REVIEW: Nicolas Jaar – The three sides of Audrey / No one is looking at U
It seems like an awfully long time ago that Messrs. Pseudo and Nym came across Nicolas Jaar in a curious speakeasy on Paris’s Left Bank. But ever since first hearing ‘The Ego’, they have followed him with interest. By that time ‘Mi Mujur’ had begun its shuffle around Europe. Soon his infamous 2013 Boiler Room set, featuring live analogue performed by a ghetto blaster, brought him to a wider audience. And his alternative soundtrack for The Colour of Pomegranates released earlier this year is nothing if not ambitious. Yet his other releases and experiments never quite matched the potential of those early forays, the brilliant glitch beat of The Ego and the folksy elegance of Mi Mujur. Until now, that is.
‘The three sides of Audrey / No one is looking at U’ is not an easy listen. No ambient release ever is. Best described as a fifteen-minute tone poem of sound, it is all but impossible to listen to on headphones, let alone stroll into work to. In fact, the only way Monsieur Nym could listen to it was in a darkened room with a cold towel over his head. It is music for wine-dark contemplation, music that swallows rooms and confounds expectations. All of which means it is jolly hard to describe.

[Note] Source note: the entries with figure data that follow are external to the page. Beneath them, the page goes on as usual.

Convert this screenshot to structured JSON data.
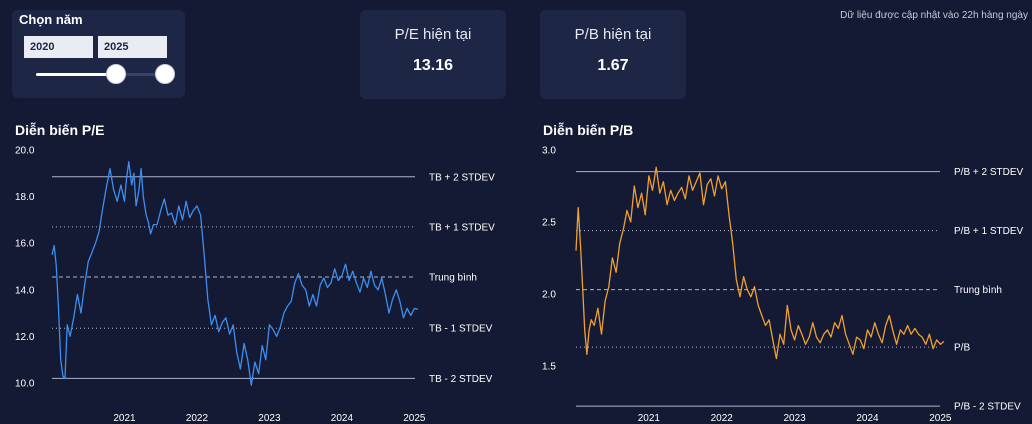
{
  "controls": {
    "title": "Chọn năm",
    "year_from": "2020",
    "year_to": "2025",
    "slider": {
      "min": 2020,
      "max": 2025,
      "low": 2020,
      "high": 2025
    }
  },
  "update_note": "Dữ liệu được cập nhật vào 22h hàng ngày",
  "cards": {
    "pe": {
      "label": "P/E hiện tại",
      "value": "13.16"
    },
    "pb": {
      "label": "P/B hiện tại",
      "value": "1.67"
    }
  },
  "colors": {
    "pe_line": "#3d8ef0",
    "pb_line": "#f0a030",
    "background": "#141a33",
    "panel": "#1e2646"
  },
  "chart_data": [
    {
      "type": "line",
      "title": "Diễn biến P/E",
      "xlabel": "",
      "ylabel": "",
      "xlim": [
        2020.0,
        2025.05
      ],
      "ylim": [
        10.0,
        20.0
      ],
      "y_ticks": [
        "10.0",
        "12.0",
        "14.0",
        "16.0",
        "18.0",
        "20.0"
      ],
      "x_ticks": [
        {
          "value": 2021,
          "label": "2021"
        },
        {
          "value": 2022,
          "label": "2022"
        },
        {
          "value": 2023,
          "label": "2023"
        },
        {
          "value": 2024,
          "label": "2024"
        },
        {
          "value": 2025,
          "label": "2025"
        }
      ],
      "reference_lines": [
        {
          "label": "TB + 2 STDEV",
          "value": 18.85,
          "style": "solid"
        },
        {
          "label": "TB + 1 STDEV",
          "value": 16.7,
          "style": "dotted"
        },
        {
          "label": "Trung bình",
          "value": 14.55,
          "style": "dashed"
        },
        {
          "label": "TB - 1 STDEV",
          "value": 12.35,
          "style": "dotted"
        },
        {
          "label": "TB - 2 STDEV",
          "value": 10.2,
          "style": "solid"
        }
      ],
      "grid": false,
      "series": [
        {
          "color": "#3d8ef0",
          "x": [
            2020.0,
            2020.03,
            2020.06,
            2020.09,
            2020.12,
            2020.15,
            2020.18,
            2020.21,
            2020.25,
            2020.3,
            2020.35,
            2020.4,
            2020.45,
            2020.5,
            2020.55,
            2020.6,
            2020.65,
            2020.7,
            2020.75,
            2020.8,
            2020.85,
            2020.9,
            2020.95,
            2021.0,
            2021.03,
            2021.06,
            2021.1,
            2021.13,
            2021.16,
            2021.2,
            2021.23,
            2021.26,
            2021.3,
            2021.33,
            2021.36,
            2021.4,
            2021.45,
            2021.5,
            2021.55,
            2021.6,
            2021.65,
            2021.7,
            2021.75,
            2021.8,
            2021.85,
            2021.9,
            2021.95,
            2022.0,
            2022.05,
            2022.1,
            2022.15,
            2022.2,
            2022.25,
            2022.3,
            2022.35,
            2022.4,
            2022.45,
            2022.5,
            2022.55,
            2022.6,
            2022.65,
            2022.7,
            2022.75,
            2022.8,
            2022.85,
            2022.9,
            2022.95,
            2023.0,
            2023.05,
            2023.1,
            2023.15,
            2023.2,
            2023.25,
            2023.3,
            2023.35,
            2023.4,
            2023.45,
            2023.5,
            2023.55,
            2023.6,
            2023.65,
            2023.7,
            2023.75,
            2023.8,
            2023.85,
            2023.9,
            2023.95,
            2024.0,
            2024.05,
            2024.1,
            2024.15,
            2024.2,
            2024.25,
            2024.3,
            2024.35,
            2024.4,
            2024.45,
            2024.5,
            2024.55,
            2024.6,
            2024.65,
            2024.7,
            2024.75,
            2024.8,
            2024.85,
            2024.9,
            2024.95,
            2025.0,
            2025.05
          ],
          "values": [
            15.5,
            15.9,
            15.0,
            13.2,
            11.0,
            10.3,
            10.2,
            12.5,
            12.0,
            12.8,
            13.8,
            13.0,
            14.2,
            15.2,
            15.6,
            16.0,
            16.5,
            17.5,
            18.4,
            19.2,
            18.3,
            17.8,
            18.5,
            17.8,
            18.8,
            19.5,
            18.5,
            19.0,
            17.6,
            18.3,
            19.2,
            18.0,
            17.2,
            16.9,
            16.4,
            16.8,
            16.8,
            17.4,
            17.9,
            17.2,
            17.3,
            16.8,
            17.6,
            17.0,
            17.8,
            17.1,
            17.4,
            17.6,
            17.2,
            15.5,
            13.6,
            12.5,
            12.9,
            12.2,
            12.6,
            12.8,
            12.1,
            12.5,
            11.3,
            10.6,
            11.7,
            11.0,
            9.9,
            10.9,
            10.4,
            11.6,
            11.0,
            12.5,
            12.3,
            12.0,
            12.4,
            13.0,
            13.3,
            13.5,
            14.3,
            14.7,
            14.2,
            14.0,
            13.3,
            13.8,
            13.3,
            14.2,
            14.5,
            14.1,
            14.3,
            14.9,
            14.4,
            14.6,
            15.1,
            14.4,
            14.8,
            14.3,
            13.9,
            14.5,
            14.1,
            14.8,
            14.2,
            14.0,
            14.5,
            13.8,
            13.0,
            13.6,
            14.0,
            13.5,
            12.8,
            13.2,
            12.9,
            13.2,
            13.16
          ]
        }
      ]
    },
    {
      "type": "line",
      "title": "Diễn biến P/B",
      "xlabel": "",
      "ylabel": "",
      "xlim": [
        2020.0,
        2025.05
      ],
      "ylim": [
        1.2,
        3.0
      ],
      "y_ticks": [
        "1.5",
        "2.0",
        "2.5",
        "3.0"
      ],
      "x_ticks": [
        {
          "value": 2021,
          "label": "2021"
        },
        {
          "value": 2022,
          "label": "2022"
        },
        {
          "value": 2023,
          "label": "2023"
        },
        {
          "value": 2024,
          "label": "2024"
        },
        {
          "value": 2025,
          "label": "2025"
        }
      ],
      "reference_lines": [
        {
          "label": "P/B + 2 STDEV",
          "value": 2.85,
          "style": "solid"
        },
        {
          "label": "P/B + 1 STDEV",
          "value": 2.44,
          "style": "dotted"
        },
        {
          "label": "Trung bình",
          "value": 2.03,
          "style": "dashed"
        },
        {
          "label": "P/B",
          "value": 1.63,
          "style": "dotted"
        },
        {
          "label": "P/B - 2 STDEV",
          "value": 1.22,
          "style": "solid"
        }
      ],
      "grid": false,
      "series": [
        {
          "color": "#f0a030",
          "x": [
            2020.0,
            2020.03,
            2020.06,
            2020.09,
            2020.12,
            2020.15,
            2020.18,
            2020.21,
            2020.25,
            2020.3,
            2020.35,
            2020.4,
            2020.45,
            2020.5,
            2020.55,
            2020.6,
            2020.65,
            2020.7,
            2020.75,
            2020.8,
            2020.85,
            2020.9,
            2020.95,
            2021.0,
            2021.05,
            2021.1,
            2021.15,
            2021.2,
            2021.25,
            2021.3,
            2021.35,
            2021.4,
            2021.45,
            2021.5,
            2021.55,
            2021.6,
            2021.65,
            2021.7,
            2021.75,
            2021.8,
            2021.85,
            2021.9,
            2021.95,
            2022.0,
            2022.05,
            2022.1,
            2022.15,
            2022.2,
            2022.25,
            2022.3,
            2022.35,
            2022.4,
            2022.45,
            2022.5,
            2022.55,
            2022.6,
            2022.65,
            2022.7,
            2022.75,
            2022.8,
            2022.85,
            2022.9,
            2022.95,
            2023.0,
            2023.05,
            2023.1,
            2023.15,
            2023.2,
            2023.25,
            2023.3,
            2023.35,
            2023.4,
            2023.45,
            2023.5,
            2023.55,
            2023.6,
            2023.65,
            2023.7,
            2023.75,
            2023.8,
            2023.85,
            2023.9,
            2023.95,
            2024.0,
            2024.05,
            2024.1,
            2024.15,
            2024.2,
            2024.25,
            2024.3,
            2024.35,
            2024.4,
            2024.45,
            2024.5,
            2024.55,
            2024.6,
            2024.65,
            2024.7,
            2024.75,
            2024.8,
            2024.85,
            2024.9,
            2024.95,
            2025.0,
            2025.05
          ],
          "values": [
            2.3,
            2.6,
            2.35,
            2.05,
            1.75,
            1.58,
            1.75,
            1.82,
            1.78,
            1.9,
            1.72,
            1.95,
            2.05,
            2.25,
            2.15,
            2.35,
            2.45,
            2.58,
            2.5,
            2.75,
            2.6,
            2.7,
            2.55,
            2.82,
            2.72,
            2.88,
            2.7,
            2.78,
            2.62,
            2.72,
            2.65,
            2.7,
            2.74,
            2.66,
            2.82,
            2.72,
            2.78,
            2.84,
            2.62,
            2.76,
            2.8,
            2.68,
            2.82,
            2.73,
            2.78,
            2.55,
            2.35,
            2.1,
            1.98,
            2.12,
            2.03,
            1.98,
            2.05,
            1.92,
            1.85,
            1.78,
            1.82,
            1.68,
            1.55,
            1.72,
            1.65,
            1.92,
            1.75,
            1.68,
            1.78,
            1.72,
            1.65,
            1.7,
            1.8,
            1.7,
            1.66,
            1.72,
            1.75,
            1.7,
            1.8,
            1.76,
            1.85,
            1.72,
            1.65,
            1.58,
            1.7,
            1.68,
            1.62,
            1.75,
            1.7,
            1.8,
            1.72,
            1.66,
            1.78,
            1.85,
            1.74,
            1.65,
            1.75,
            1.72,
            1.78,
            1.72,
            1.76,
            1.72,
            1.7,
            1.65,
            1.72,
            1.62,
            1.68,
            1.65,
            1.67
          ]
        }
      ]
    }
  ]
}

The calling of digital whales through an interstellar soundscape. Siren sounds drowning amid a wash of analogue and glitch. Discordant hits and half-heard vocals. As if Nicholas Jaar had somehow managed to capture the universe tuning, some strange celestial orchestra warming up for another day’s performance. Then, finally, a tribal drumbeat begins and the piece continues, waves of ambient sound breaking into beautiful fragments of music, rare crescendos of beat and harmony. Fleeting. Illusory. Haunting.

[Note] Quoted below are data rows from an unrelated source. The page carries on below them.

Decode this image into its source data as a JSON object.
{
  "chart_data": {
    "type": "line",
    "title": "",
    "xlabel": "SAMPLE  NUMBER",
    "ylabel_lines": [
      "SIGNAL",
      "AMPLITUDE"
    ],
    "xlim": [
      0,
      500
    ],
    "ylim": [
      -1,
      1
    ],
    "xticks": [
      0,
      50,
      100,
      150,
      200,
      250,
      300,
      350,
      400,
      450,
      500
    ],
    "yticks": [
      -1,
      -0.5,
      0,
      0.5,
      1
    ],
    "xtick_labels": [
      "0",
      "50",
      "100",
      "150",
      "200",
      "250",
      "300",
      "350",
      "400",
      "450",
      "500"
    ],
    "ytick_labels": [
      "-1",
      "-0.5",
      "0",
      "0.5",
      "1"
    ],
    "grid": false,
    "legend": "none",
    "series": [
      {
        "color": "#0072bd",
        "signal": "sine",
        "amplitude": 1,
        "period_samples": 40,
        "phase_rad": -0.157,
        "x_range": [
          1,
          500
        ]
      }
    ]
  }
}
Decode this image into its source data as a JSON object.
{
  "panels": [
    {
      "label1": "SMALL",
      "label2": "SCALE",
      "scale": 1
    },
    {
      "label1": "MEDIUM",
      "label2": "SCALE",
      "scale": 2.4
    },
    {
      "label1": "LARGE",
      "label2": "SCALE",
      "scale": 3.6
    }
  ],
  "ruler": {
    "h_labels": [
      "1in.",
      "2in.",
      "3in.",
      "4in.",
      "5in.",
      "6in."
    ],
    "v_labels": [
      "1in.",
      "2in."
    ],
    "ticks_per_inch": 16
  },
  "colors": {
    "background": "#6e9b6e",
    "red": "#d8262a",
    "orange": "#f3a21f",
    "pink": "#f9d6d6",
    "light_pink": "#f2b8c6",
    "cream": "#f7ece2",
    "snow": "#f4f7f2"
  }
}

The rhythms are as complex as the resolutions are sumptuous. There are hints of Trentemøller, Radiohead, Sigur Ros, even Efterklang. But the sum is as unique as the ebb and flow is sublime. Monsieur Pseudo calls it tonal ambient. Nym thinks it might be school of Jon Hopkins. Nicolas Jaar apparently calls it ‘Blue Wave’. In truth, it transcends genre.
Only one question remains: what does an artist do when he produces his masterpiece at the age of 25? Pseudo and Nym eagerly await the answer.